1986 yılında Almanya ve Hollanda'da her on bin kişiye 21, İngiltere ve Danimarka'da 15, durumları kısmen Türkiye'ye benzeyen ispanya'da 4, Portekiz ve Yunanistan'da 3 bilim adamı düşmektedir. Bu konuda AB ülkeleri ortalaması teknisyen açısından her onbin kişiye 11, bilim adamı açısından her 11 kişiye 12 kişidir. Görüldüğü üzere AB ülkelerinden; Almanya, Hollanda, İngiltere, Danimarka, Belçika, Fransa ve italya bu konuda oldukça ileri bir noktadadırlar. 

Türkiye, onbin kişiye düşen ve araştırma geliştirme faaliyetinde bulunan teknisyen ve bilim adamı sayıları açısından AB ülkelerinin en sonunda yer almaktadır. Türkiye bu konuda onbin kişi başına 0,5 (1) teknisyen, 1,5 (2) bilim adamı itibariyle komşusu Yunanistan'dan geridir. Bu konuda Türkiye ile AB ülkelerinden İspanya, Portekiz ve Yunanistan arasında pek büyük bir fark yoktur. Ancak, bu açıdan onbin kişiye Almanya ve Hollanda'da Türkiye'nin 10 katı, İngiltere ve Danimarka'da 7,5 katı, Belçika'da 7 katı, Fransa ve italya'da 6 katı irlanda'da 4 katı daha fazla araştırmacı teknisyen ve bilim adamı düşmektedir. 

Altıncı Beş Yıllık Kalkınma Planı (1990-İ994) ile her onbin kişiye düşecek araştırmacı personel sayısının 15'e çıkarılması planlanmış, ancak hedef gerçekleşememiş ve Yedinci Beş Yıllık Kalkınma Planı (1996-2000) ile iktisaden faal her onbin kişiye düşen araştırmacı sayısının 15'e çıkarılması yeniden planlanmıştır. 

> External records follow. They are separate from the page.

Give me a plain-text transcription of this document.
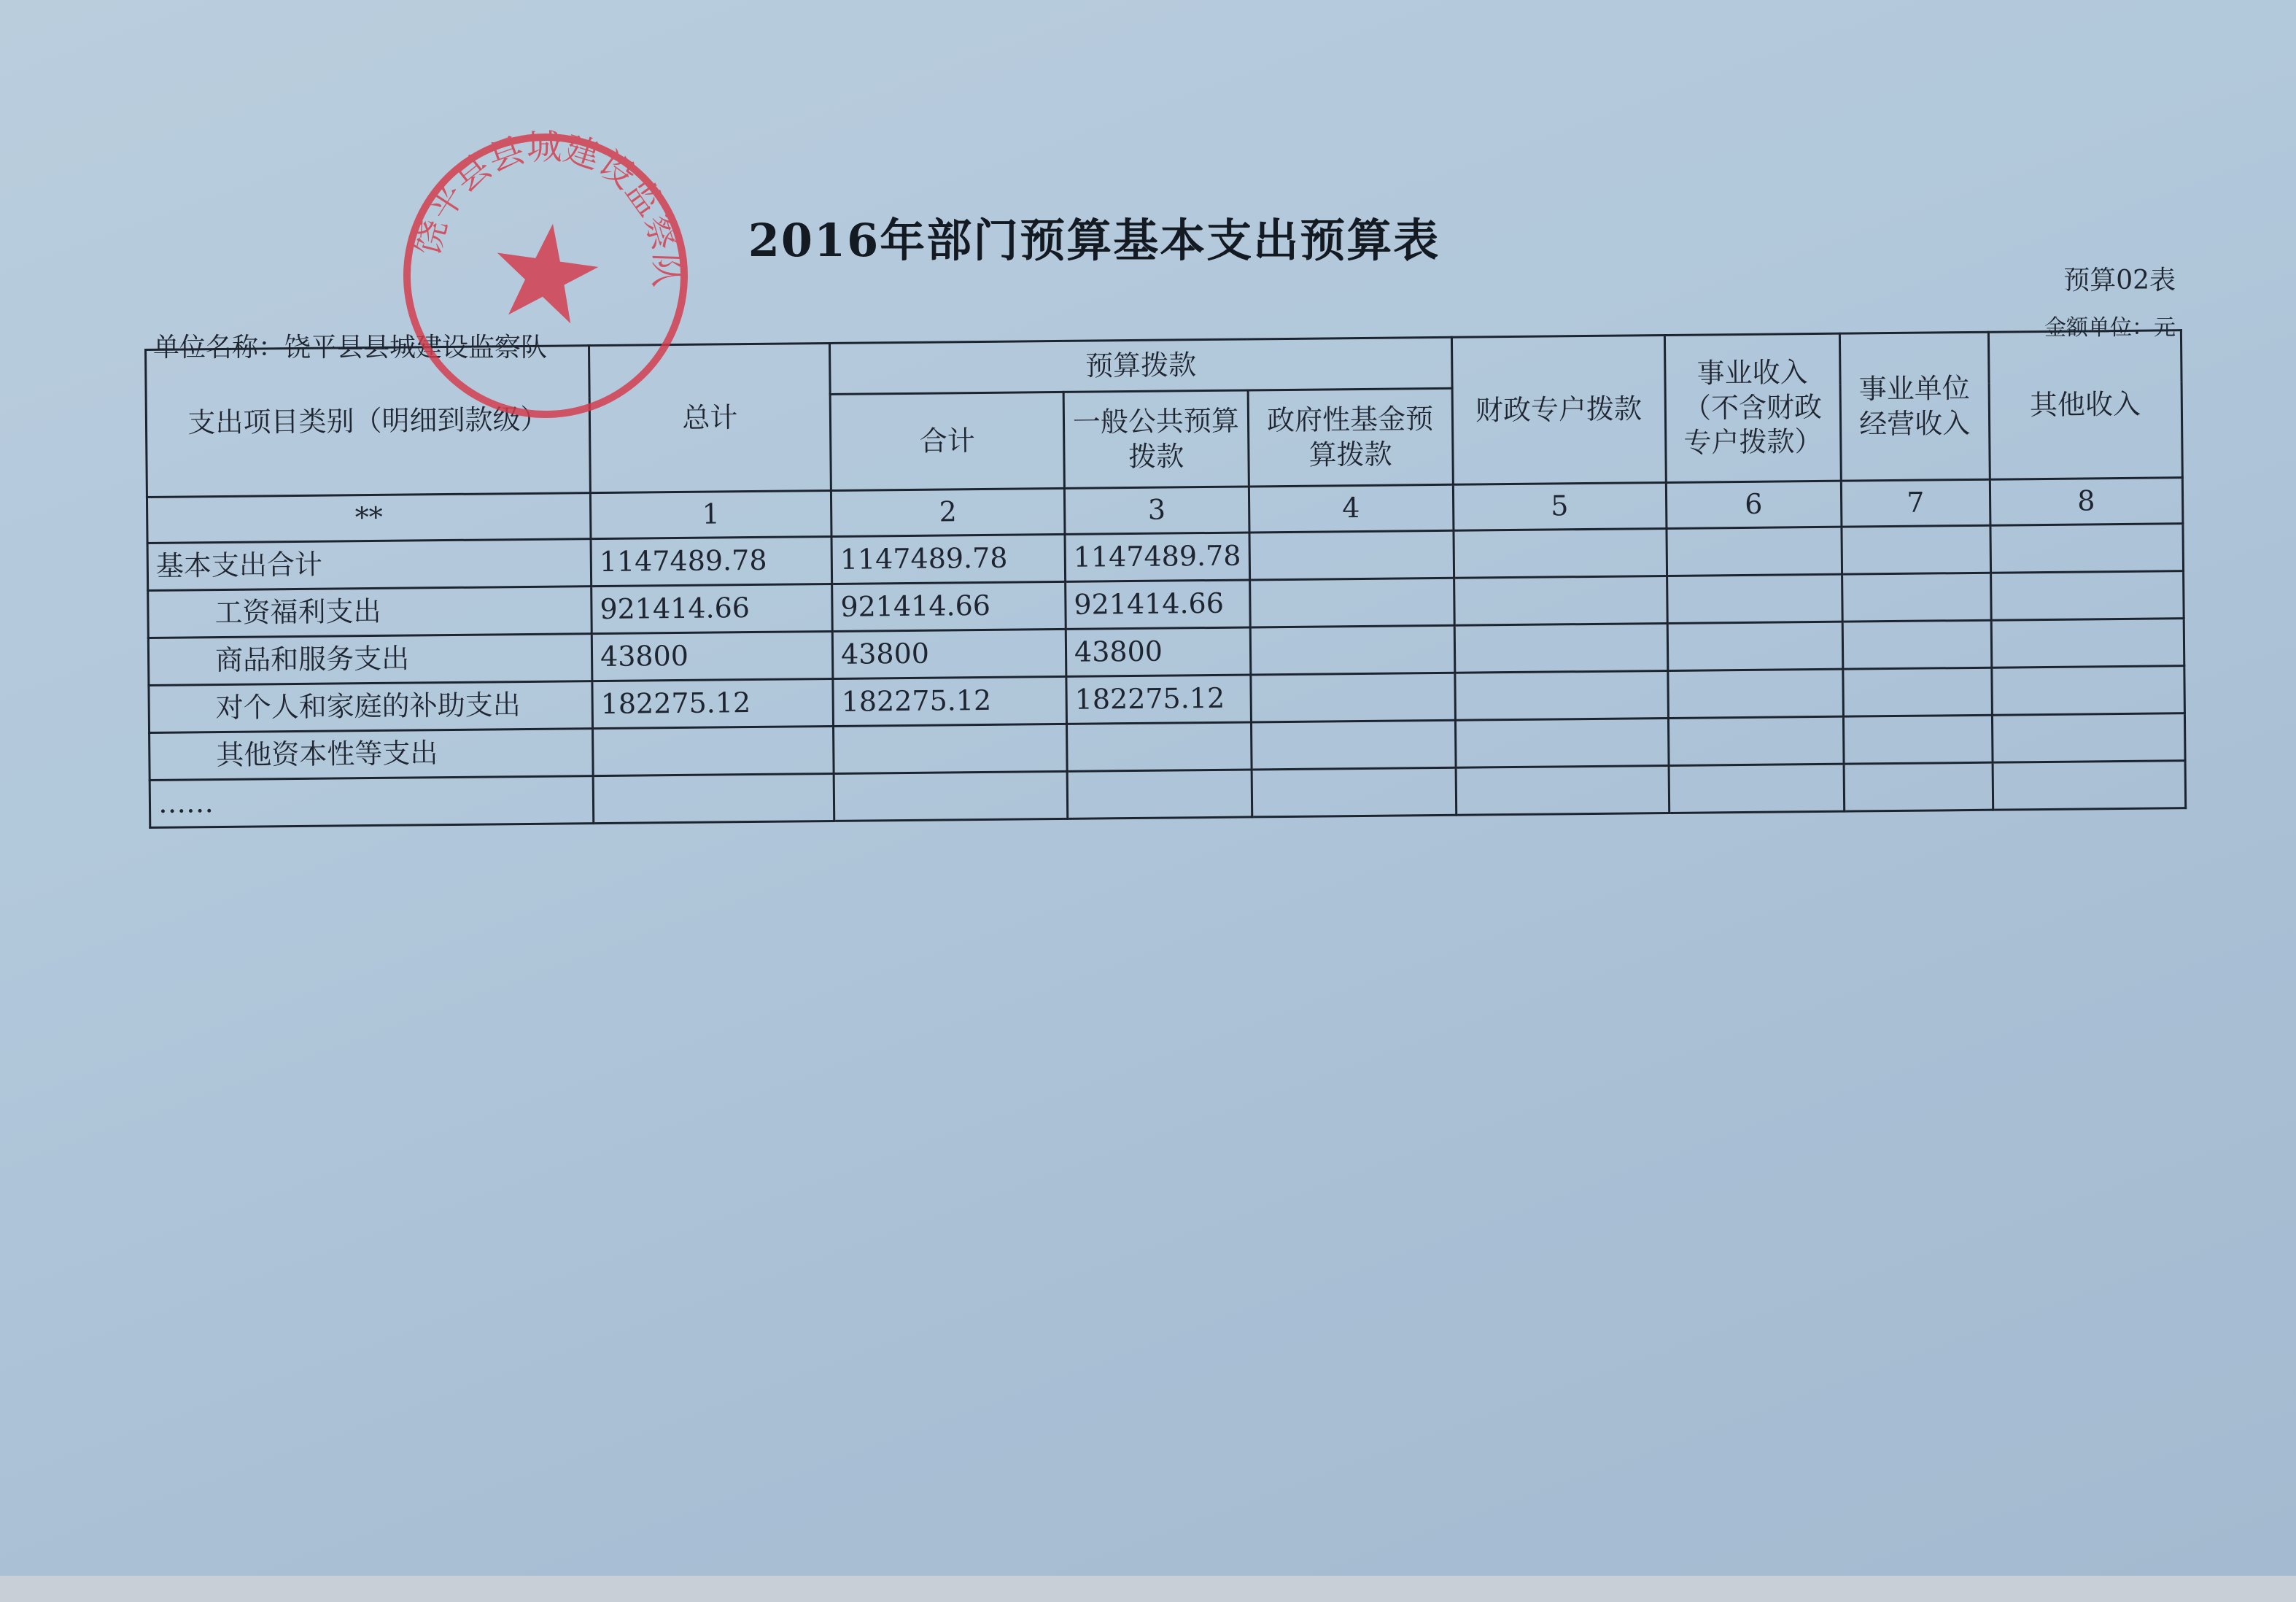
2016年部门预算基本支出预算表
预算02表
金额单位：元
单位名称：饶平县县城建设监察队
支出项目类别（明细到款级）	总计	预算拨款			财政专户拨款	事业收入（不含财政专户拨款）	事业单位经营收入	其他收入
		合计	一般公共预算拨款	政府性基金预算拨款				
**	1	2	3	4	5	6	7	8
基本支出合计	1147489.78	1147489.78	1147489.78					
工资福利支出	921414.66	921414.66	921414.66					
商品和服务支出	43800	43800	43800					
对个人和家庭的补助支出	182275.12	182275.12	182275.12					
其他资本性等支出								
……								
饶平县县城建设监察队
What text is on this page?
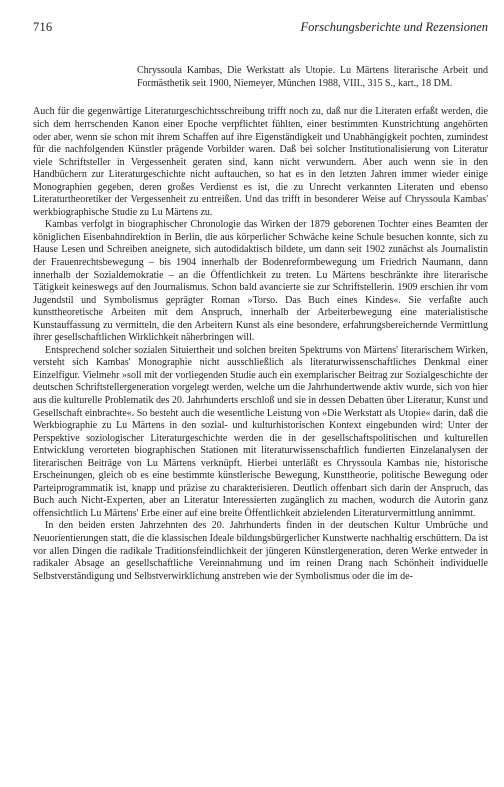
716	Forschungsberichte und Rezensionen
Chryssoula Kambas, Die Werkstatt als Utopie. Lu Märtens literarische Arbeit und Formästhetik seit 1900, Niemeyer, München 1988, VIII., 315 S., kart., 18 DM.

Auch für die gegenwärtige Literaturgeschichtsschreibung trifft noch zu, daß nur die Literaten erfaßt werden, die sich dem herrschenden Kanon einer Epoche verpflichtet fühlten, einer bestimmten Kunstrichtung angehörten oder aber, wenn sie schon mit ihrem Schaffen auf ihre Eigenständigkeit und Unabhängigkeit pochten, zumindest für die nachfolgenden Künstler prägende Vorbilder waren. Daß bei solcher Institutionalisierung von Literatur viele Schriftsteller in Vergessenheit geraten sind, kann nicht verwundern. Aber auch wenn sie in den Handbüchern zur Literaturgeschichte nicht auftauchen, so hat es in den letzten Jahren immer wieder einige Monographien gegeben, deren großes Verdienst es ist, die zu Unrecht verkannten Literaten und ebenso Literaturtheoretiker der Vergessenheit zu entreißen. Und das trifft in besonderer Weise auf Chryssoula Kambas' werkbiographische Studie zu Lu Märtens zu.

Kambas verfolgt in biographischer Chronologie das Wirken der 1879 geborenen Tochter eines Beamten der königlichen Eisenbahndirektion in Berlin, die aus körperlicher Schwäche keine Schule besuchen konnte, sich zu Hause Lesen und Schreiben aneignete, sich autodidaktisch bildete, um dann seit 1902 zunächst als Journalistin der Frauenrechtsbewegung – bis 1904 innerhalb der Bodenreformbewegung um Friedrich Naumann, dann innerhalb der Sozialdemokratie – an die Öffentlichkeit zu treten. Lu Märtens beschränkte ihre literarische Tätigkeit keineswegs auf den Journalismus. Schon bald avancierte sie zur Schriftstellerin. 1909 erschien ihr vom Jugendstil und Symbolismus geprägter Roman »Torso. Das Buch eines Kindes«. Sie verfaßte auch kunsttheoretische Arbeiten mit dem Anspruch, innerhalb der Arbeiterbewegung eine materialistische Kunstauffassung zu vermitteln, die den Arbeitern Kunst als eine besondere, erfahrungsbereichernde Vermittlung ihrer gesellschaftlichen Wirklichkeit näherbringen will.

Entsprechend solcher sozialen Situiertheit und solchen breiten Spektrums von Märtens' literarischem Wirken, versteht sich Kambas' Monographie nicht ausschließlich als literaturwissenschaftliches Denkmal einer Einzelfigur. Vielmehr »soll mit der vorliegenden Studie auch ein exemplarischer Beitrag zur Sozialgeschichte der deutschen Schriftstellergeneration vorgelegt werden, welche um die Jahrhundertwende aktiv wurde, sich von hier aus die kulturelle Problematik des 20. Jahrhunderts erschloß und sie in dessen Debatten über Literatur, Kunst und Gesellschaft einbrachte«. So besteht auch die wesentliche Leistung von »Die Werkstatt als Utopie« darin, daß die Werkbiographie zu Lu Märtens in den sozial- und kulturhistorischen Kontext eingebunden wird: Unter der Perspektive soziologischer Literaturgeschichte werden die in der gesellschaftspolitischen und kulturellen Entwicklung verorteten biographischen Stationen mit literaturwissenschaftlich fundierten Einzelanalysen der literarischen Beiträge von Lu Märtens verknüpft. Hierbei unterläßt es Chryssoula Kambas nie, historische Erscheinungen, gleich ob es eine bestimmte künstlerische Bewegung, Kunsttheorie, politische Bewegung oder Parteiprogrammatik ist, knapp und präzise zu charakterisieren. Deutlich offenbart sich darin der Anspruch, das Buch auch Nicht-Experten, aber an Literatur Interessierten zugänglich zu machen, wodurch die Autorin ganz offensichtlich Lu Märtens' Erbe einer auf eine breite Öffentlichkeit abzielenden Literaturvermittlung annimmt.

In den beiden ersten Jahrzehnten des 20. Jahrhunderts finden in der deutschen Kultur Umbrüche und Neuorientierungen statt, die die klassischen Ideale bildungsbürgerlicher Kunstwerte nachhaltig erschüttern. Da ist vor allen Dingen die radikale Traditionsfeindlichkeit der jüngeren Künstlergeneration, deren Werke entweder in radikaler Absage an gesellschaftliche Vereinnahmung und im reinen Drang nach Schönheit individuelle Selbstverständigung und Selbstverwirklichung anstreben wie der Symbolismus oder die im de-
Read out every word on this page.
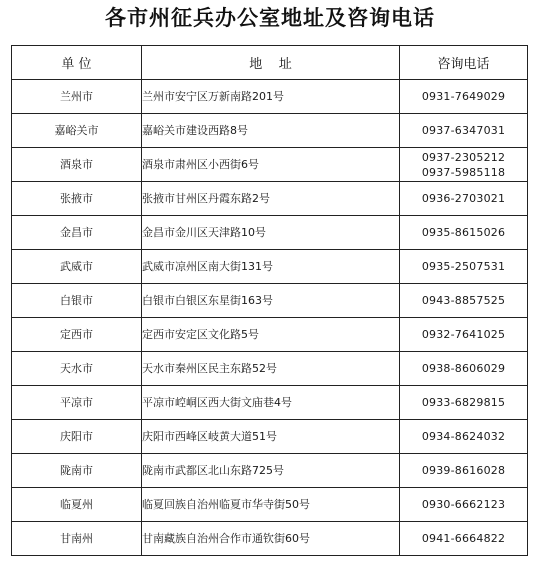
各市州征兵办公室地址及咨询电话
单 位	地    址	咨询电话
兰州市	兰州市安宁区万新南路201号	0931-7649029

嘉峪关市	嘉峪关市建设西路8号	0937-6347031

酒泉市	酒泉市肃州区小西街6号	0937-2305212
0937-5985118

张掖市	张掖市甘州区丹霞东路2号	0936-2703021

金昌市	金昌市金川区天津路10号	0935-8615026

武威市	武威市凉州区南大街131号	0935-2507531

白银市	白银市白银区东星街163号	0943-8857525

定西市	定西市安定区文化路5号	0932-7641025

天水市	天水市秦州区民主东路52号	0938-8606029

平凉市	平凉市崆峒区西大街文庙巷4号	0933-6829815

庆阳市	庆阳市西峰区岐黄大道51号	0934-8624032

陇南市	陇南市武都区北山东路725号	0939-8616028

临夏州	临夏回族自治州临夏市华寺街50号	0930-6662123

甘南州	甘南藏族自治州合作市通钦街60号	0941-6664822
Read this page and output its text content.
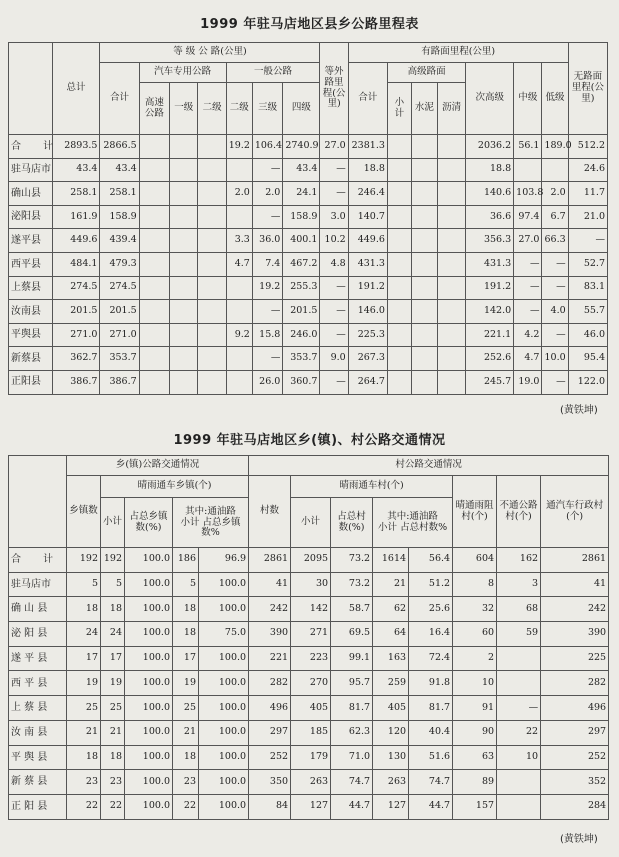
1999 年驻马店地区县乡公路里程表
	总计	等 级 公 路(公里)							等外路里程(公里)	有路面里程(公里)							无路面里程(公里)
		合计	汽车专用公路			一般公路				合计	高级路面			次高级	中级	低级	
			高速公路	一级	二级	二级	三级	四级			小计	水泥	沥清				
合　计	2893.5	2866.5				19.2	106.4	2740.9	27.0	2381.3				2036.2	56.1	189.0	512.2
驻马店市	43.4	43.4					—	43.4	—	18.8				18.8			24.6
确山县	258.1	258.1				2.0	2.0	24.1	—	246.4				140.6	103.8	2.0	11.7
泌阳县	161.9	158.9					—	158.9	3.0	140.7				36.6	97.4	6.7	21.0
遂平县	449.6	439.4				3.3	36.0	400.1	10.2	449.6				356.3	27.0	66.3	—
西平县	484.1	479.3				4.7	7.4	467.2	4.8	431.3				431.3	—	—	52.7
上蔡县	274.5	274.5					19.2	255.3	—	191.2				191.2	—	—	83.1
汝南县	201.5	201.5					—	201.5	—	146.0				142.0	—	4.0	55.7
平舆县	271.0	271.0				9.2	15.8	246.0	—	225.3				221.1	4.2	—	46.0
新蔡县	362.7	353.7					—	353.7	9.0	267.3				252.6	4.7	10.0	95.4
正阳县	386.7	386.7					26.0	360.7	—	264.7				245.7	19.0	—	122.0
(黄铁坤)
1999 年驻马店地区乡(镇)、村公路交通情况
	乡(镇)公路交通情况					村公路交通情况							
	乡镇数	晴雨通车乡镇(个)				村数	晴雨通车村(个)				晴通雨阻村(个)	不通公路村(个)	通汽车行政村(个)
		小计	占总乡镇数(%)	其中:通油路
小计 占总乡镇数%			小计	占总村数(%)	其中:通油路
小计 占总村数%				
合　计	192	192	100.0	186	96.9	2861	2095	73.2	1614	56.4	604	162	2861
驻马店市	5	5	100.0	5	100.0	41	30	73.2	21	51.2	8	3	41
确 山 县	18	18	100.0	18	100.0	242	142	58.7	62	25.6	32	68	242
泌 阳 县	24	24	100.0	18	75.0	390	271	69.5	64	16.4	60	59	390
遂 平 县	17	17	100.0	17	100.0	221	223	99.1	163	72.4	2		225
西 平 县	19	19	100.0	19	100.0	282	270	95.7	259	91.8	10		282
上 蔡 县	25	25	100.0	25	100.0	496	405	81.7	405	81.7	91	—	496
汝 南 县	21	21	100.0	21	100.0	297	185	62.3	120	40.4	90	22	297
平 舆 县	18	18	100.0	18	100.0	252	179	71.0	130	51.6	63	10	252
新 蔡 县	23	23	100.0	23	100.0	350	263	74.7	263	74.7	89		352
正 阳 县	22	22	100.0	22	100.0	84	127	44.7	127	44.7	157		284
(黄铁坤)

Türkiye'nin bu konuda AB ülkelerinin bugünkü ortalamaları olan, onbin kişi başına 11 teknisyen ve 12 bilim adamı ortalamasını yakalayabilmesi için sanırım daha çok yıllar geçmesi gerekmektedir.

Bu konudaki eksikliğimiz, araştırma geliştirme harcamalarının düşüklüğü ile paralel durumdadır. 

Bilimsel Yayınlar Azdır 

Araştırma geliştirme faaliyetlerinde bulunan bilim adamlarının yoğunluğuna göre, ülkelerin bilimsel yayınları azalıp çoğalmaktadır. Eğer bir ülkede araştırma geliştirme faaliyetinde bulunan teknisyen ve bilim adamı fazla ise, bilimsel yayınlar da fazla, az ise bilimsel yayınlar da azdır. 

Bilimsel yayınların çokluğuna ya da azlığına bakarak, ülkelerin gelişmiş ya da azgelişmiş olduğunu saptayabiliriz. Eğer bir ülkede, her yüzbin kişi başına düşen bilimsel makale sayısı çok ise o ülke gelişmiş, az ise o ülke azgelişmiş ülkedir. Burada dikkat edilmesi gereken husus, her yüzbin kişi başına düşen makale sayısının, bilim adamlarının yazdığı bilimle ilgili makale olmasıdır. Yani, herhangi bir konuda yazılmış, bilime dayanmayan makaleler hesaba katılmamalıdır. 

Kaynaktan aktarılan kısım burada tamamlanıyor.